Bypassing the empty living room, Ian ended up in the kitchen, where Lexi and Tripp sat on one side of the table with Emma across from them.

“Where’s Taylor?”

“Who?” Emma sipped from a mug.

“Want some breakfast, Ian?” Lexi pushed to stand, but Tripp pressed her back down and rose.

“Uh … Taylor?”

“Again, who?” Emma tipped the cup up.

Ian pulled out a chair and plopped into it. “What the hell are you up to, Emma? Taylor. I brought her here last night.”

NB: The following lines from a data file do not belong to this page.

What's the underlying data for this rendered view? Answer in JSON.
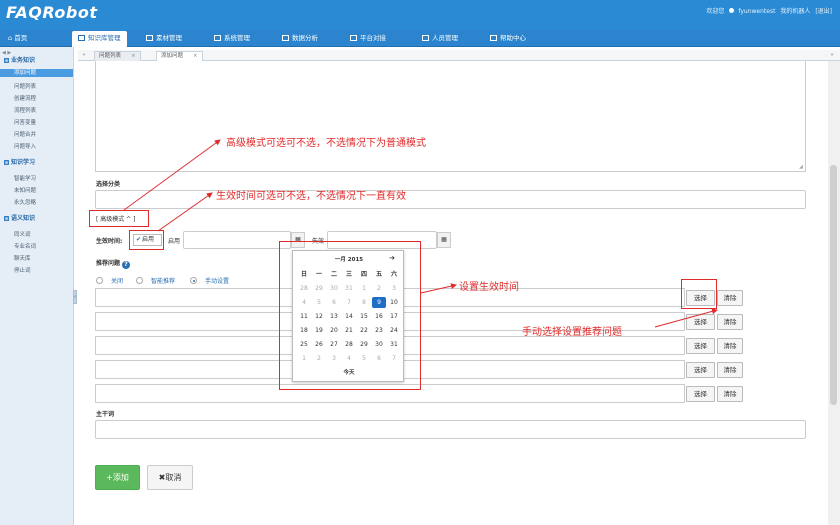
{
  "header": {
    "logo": "FAQRobot",
    "welcome": "欢迎您",
    "username": "fyunwentest",
    "my_robot": "我的机器人",
    "logout": "[退出]"
  },
  "nav": {
    "home": "首页",
    "knowledge": "知识库管理",
    "material": "素材管理",
    "system": "系统管理",
    "analytics": "数据分析",
    "platform": "平台对接",
    "personnel": "人员管理",
    "help": "帮助中心"
  },
  "sidebar": {
    "groups": [
      {
        "label": "业务知识",
        "items": [
          "添加问题",
          "问题列表",
          "创建流程",
          "流程列表",
          "问答变量",
          "问题合并",
          "问题导入"
        ]
      },
      {
        "label": "知识学习",
        "items": [
          "智能学习",
          "未知问题",
          "永久忽略"
        ]
      },
      {
        "label": "语义知识",
        "items": [
          "同义词",
          "专业名词",
          "聊天库",
          "停止词"
        ]
      }
    ],
    "active_item": "添加问题"
  },
  "subtabs": [
    {
      "label": "问题列表",
      "close": "×"
    },
    {
      "label": "添加问题",
      "close": "×"
    }
  ],
  "form": {
    "category_label": "选择分类",
    "advanced_label": "[ 高级模式 ^ ]",
    "effective_time_label": "生效时间:",
    "enable_label": "启用",
    "enable_checked": true,
    "start_label": "启用",
    "end_label": "失效",
    "recommend_label": "推荐问题",
    "radio_options": [
      "关闭",
      "智能推荐",
      "手动设置"
    ],
    "radio_selected": "手动设置",
    "select_label": "选择",
    "clear_label": "清除",
    "keyword_label": "主干词",
    "add_button": "+添加",
    "cancel_button": "✖取消"
  },
  "calendar": {
    "title": "一月 2015",
    "next": "➔",
    "weekdays": [
      "日",
      "一",
      "二",
      "三",
      "四",
      "五",
      "六"
    ],
    "weeks": [
      [
        "28",
        "29",
        "30",
        "31",
        "1",
        "2",
        "3"
      ],
      [
        "4",
        "5",
        "6",
        "7",
        "8",
        "9",
        "10"
      ],
      [
        "11",
        "12",
        "13",
        "14",
        "15",
        "16",
        "17"
      ],
      [
        "18",
        "19",
        "20",
        "21",
        "22",
        "23",
        "24"
      ],
      [
        "25",
        "26",
        "27",
        "28",
        "29",
        "30",
        "31"
      ],
      [
        "1",
        "2",
        "3",
        "4",
        "5",
        "6",
        "7"
      ]
    ],
    "today_label": "今天",
    "selected": "9"
  },
  "annotations": {
    "advanced_mode": "高级模式可选可不选，不选情况下为普通模式",
    "effective_time": "生效时间可选可不选，不选情况下一直有效",
    "set_time": "设置生效时间",
    "manual_select": "手动选择设置推荐问题"
  },
  "colors": {
    "header_bg": "#2a8ad4",
    "annotation_red": "#e02b2b",
    "add_green": "#5cb85c",
    "calendar_today": "#1f6fc5"
  }
}
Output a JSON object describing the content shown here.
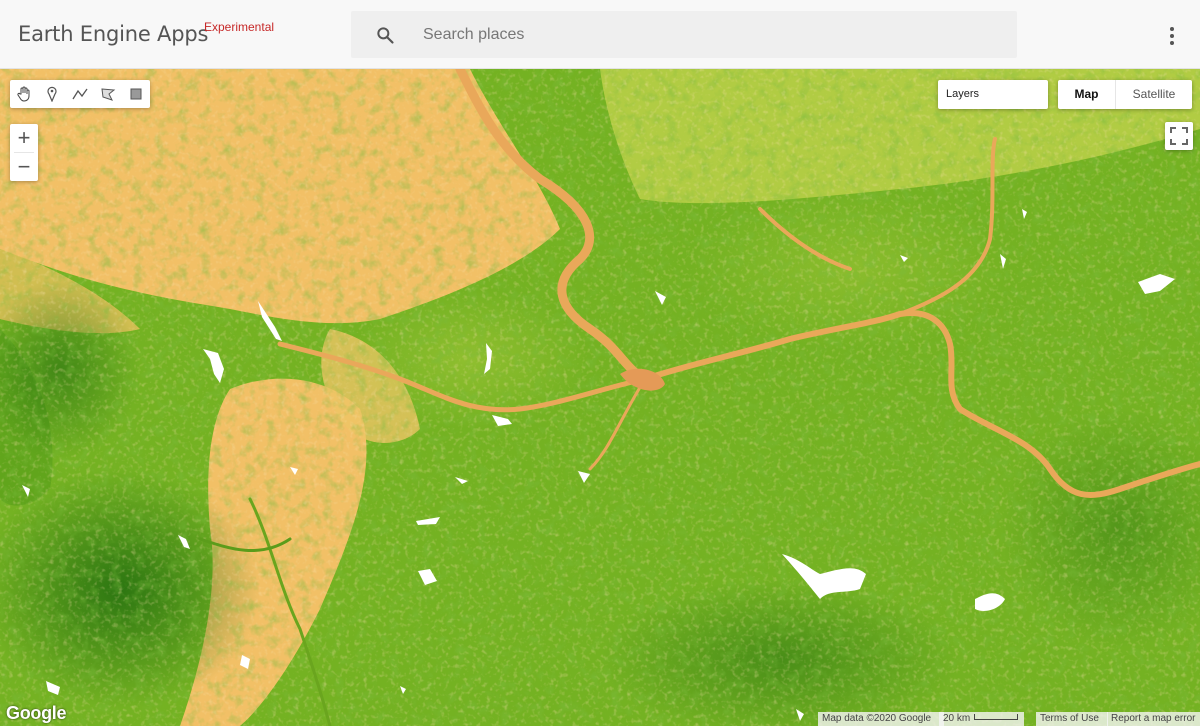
{
  "header": {
    "title": "Earth Engine Apps",
    "badge": "Experimental",
    "search_placeholder": "Search places"
  },
  "map": {
    "layers_label": "Layers",
    "map_type": {
      "map_label": "Map",
      "satellite_label": "Satellite",
      "selected": "Map"
    },
    "zoom": {
      "in_label": "+",
      "out_label": "−"
    },
    "drawing_tools": [
      "hand-icon",
      "marker-icon",
      "line-icon",
      "polygon-icon",
      "rectangle-icon"
    ],
    "logo": "Google",
    "attribution": {
      "map_data": "Map data ©2020 Google",
      "scale": "20 km",
      "terms": "Terms of Use",
      "report": "Report a map error"
    }
  },
  "colors": {
    "dry_soil": "#f2c066",
    "vegetation_light": "#8cbf26",
    "vegetation_mid": "#63a319",
    "vegetation_dark": "#2f7d12",
    "river": "#e4a457",
    "water": "#ffffff",
    "experimental_red": "#c62828"
  }
}
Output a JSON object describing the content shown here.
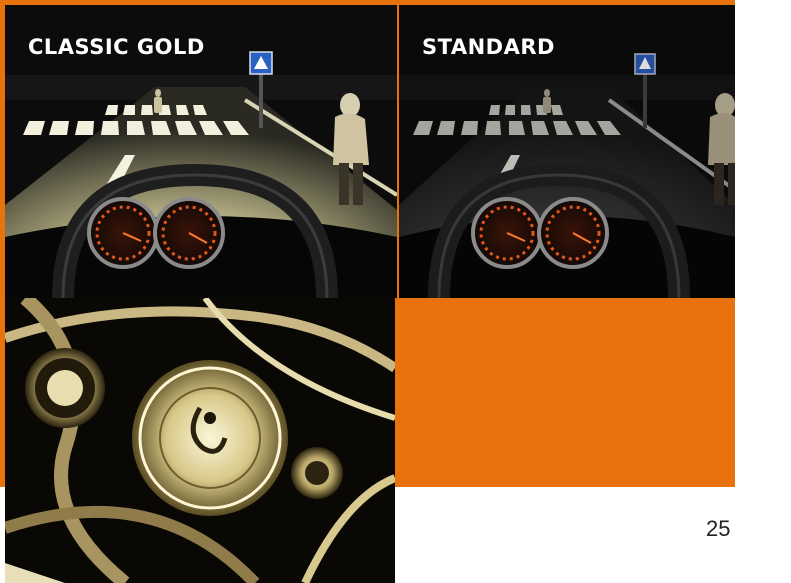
{
  "panels": {
    "left": {
      "label": "CLASSIC GOLD"
    },
    "right": {
      "label": "STANDARD"
    }
  },
  "page_number": "25",
  "colors": {
    "accent_orange": "#e8730c",
    "warm_beam": "#e8e2a8",
    "dim_road": "#2f2f2f"
  }
}
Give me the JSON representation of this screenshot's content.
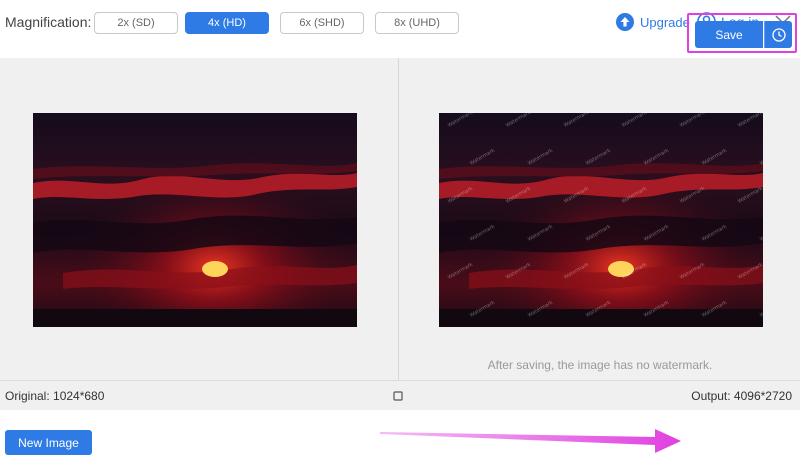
{
  "toolbar": {
    "magnification_label": "Magnification:",
    "options": [
      {
        "label": "2x (SD)",
        "selected": false
      },
      {
        "label": "4x (HD)",
        "selected": true
      },
      {
        "label": "6x (SHD)",
        "selected": false
      },
      {
        "label": "8x (UHD)",
        "selected": false
      }
    ],
    "upgrade_label": "Upgrade",
    "login_label": "Log in"
  },
  "preview": {
    "watermark_note": "After saving, the image has no watermark.",
    "watermark_text": "Watermark"
  },
  "info": {
    "original": "Original: 1024*680",
    "output": "Output: 4096*2720"
  },
  "actions": {
    "new_image_label": "New Image",
    "save_label": "Save"
  },
  "colors": {
    "accent": "#2f7be5",
    "annotation": "#e040e0"
  },
  "icons": {
    "upgrade": "arrow-up-circle-icon",
    "login": "user-circle-icon",
    "close": "close-icon",
    "compare": "square-icon",
    "history": "clock-icon"
  }
}
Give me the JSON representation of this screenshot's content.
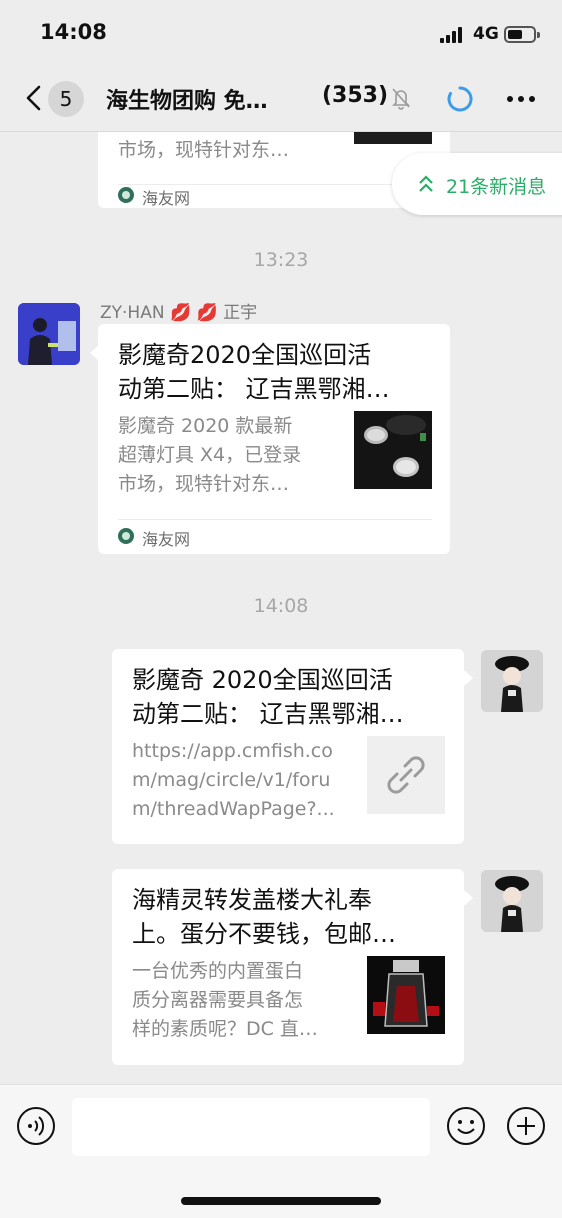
{
  "status_bar": {
    "time": "14:08",
    "network": "4G"
  },
  "nav": {
    "back_badge": "5",
    "title": "海生物团购 免…",
    "member_count": "(353)"
  },
  "new_messages": {
    "label": "21条新消息"
  },
  "messages": [
    {
      "type": "link-card",
      "side": "left",
      "desc_tail": "市场，现特针对东…",
      "source": "海友网"
    },
    {
      "type": "time",
      "text": "13:23"
    },
    {
      "type": "link-card",
      "side": "left",
      "sender": "ZY·HAN 💋 💋 正宇",
      "title_line1": "影魔奇2020全国巡回活",
      "title_line2": "动第二贴： 辽吉黑鄂湘…",
      "desc_line1": "影魔奇 2020 款最新",
      "desc_line2": "超薄灯具 X4，已登录",
      "desc_line3": "市场，现特针对东…",
      "source": "海友网"
    },
    {
      "type": "time",
      "text": "14:08"
    },
    {
      "type": "link-card",
      "side": "right",
      "title_line1": "影魔奇 2020全国巡回活",
      "title_line2": "动第二贴： 辽吉黑鄂湘…",
      "desc_line1": "https://app.cmfish.co",
      "desc_line2": "m/mag/circle/v1/foru",
      "desc_line3": "m/threadWapPage?..."
    },
    {
      "type": "link-card",
      "side": "right",
      "title_line1": "海精灵转发盖楼大礼奉",
      "title_line2": "上。蛋分不要钱，包邮…",
      "desc_line1": "一台优秀的内置蛋白",
      "desc_line2": "质分离器需要具备怎",
      "desc_line3": "样的素质呢？DC 直…"
    }
  ],
  "icons": {
    "back": "chevron-left-icon",
    "mute": "bell-slash-icon",
    "loading": "loading-ring-icon",
    "more": "ellipsis-icon",
    "voice": "voice-icon",
    "emoji": "emoji-icon",
    "plus": "plus-icon",
    "link": "link-icon"
  },
  "colors": {
    "background": "#ededed",
    "accent_green": "#2aae67",
    "loading_blue": "#3b9de6"
  }
}
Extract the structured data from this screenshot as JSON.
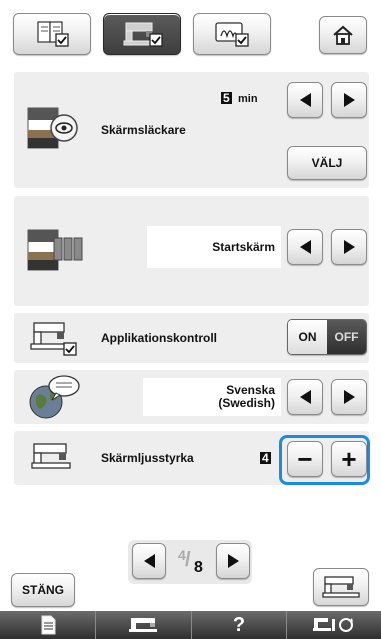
{
  "top_tabs": [
    {
      "name": "settings-page-1",
      "icon": "book-check-icon"
    },
    {
      "name": "settings-page-2",
      "icon": "machine-check-icon"
    },
    {
      "name": "settings-page-3",
      "icon": "embroidery-frame-check-icon"
    }
  ],
  "home": {
    "icon": "home-icon"
  },
  "screensaver": {
    "label": "Skärmsläckare",
    "time_value": "5",
    "time_unit": "min",
    "select_label": "VÄLJ"
  },
  "startup": {
    "label": "",
    "value": "Startskärm"
  },
  "app_control": {
    "label": "Applikationskontroll",
    "on_label": "ON",
    "off_label": "OFF",
    "state": "OFF"
  },
  "language": {
    "value_line1": "Svenska",
    "value_line2": "(Swedish)"
  },
  "brightness": {
    "label": "Skärmljusstyrka",
    "value": "4",
    "minus": "−",
    "plus": "+"
  },
  "pager": {
    "current": "4",
    "total": "8"
  },
  "close_label": "STÄNG",
  "bottom_bar": {
    "help_label": "?"
  },
  "colors": {
    "highlight": "#1a8ce0",
    "panel": "#eeeeee",
    "dark_bar": "#3a3a3a"
  }
}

“Maybe you were dreaming?” Not a hint of smile broke through.

“Huh?”
Dammit, is that what’s happening to me? Am I dreaming these out of body experiences?

“Dude, do you see Taylor here?” Emma asked.

Ian twisted left and right. “No.”
What the hell is going on with me?

“Exactly.”

He dropped his head into his hands. Had it all really been a dream?

Lexi chuckled.

Tripp’s slap to the back of the head had Ian popping upright. “Emma’s been ready to play that little charade since Taylor woke and told her about your midnight kiss in the rain. She’s in the shower, by the way.”

Ian raised an eyebrow. “You’re one conniving little—”

“Sister.” Lexi’s interjection couldn’t stop his thoughts or the smile.

“Payback’s a bitch, Emma. Be prepared.” He inclined his head toward her. “How are you, Lex?” Ian twirled a finger in her direction. “I mean … you know.”

“Well, the docs claimed there was nothing they could do so early in the game, and everything on the inside looked good, and I haven’t had any problems since, so … I think we’re good.” The bags under her eyes said her worries hadn’t disappeared. She leaned into Tripp’s body when his arm draped across the back of her shoulders.

Ian grabbed a banana from the bowl in the center. “What did Taylor say this morning?”

“She said you snore.” Emma grabbed a lemon poppy seed muffin from the tray.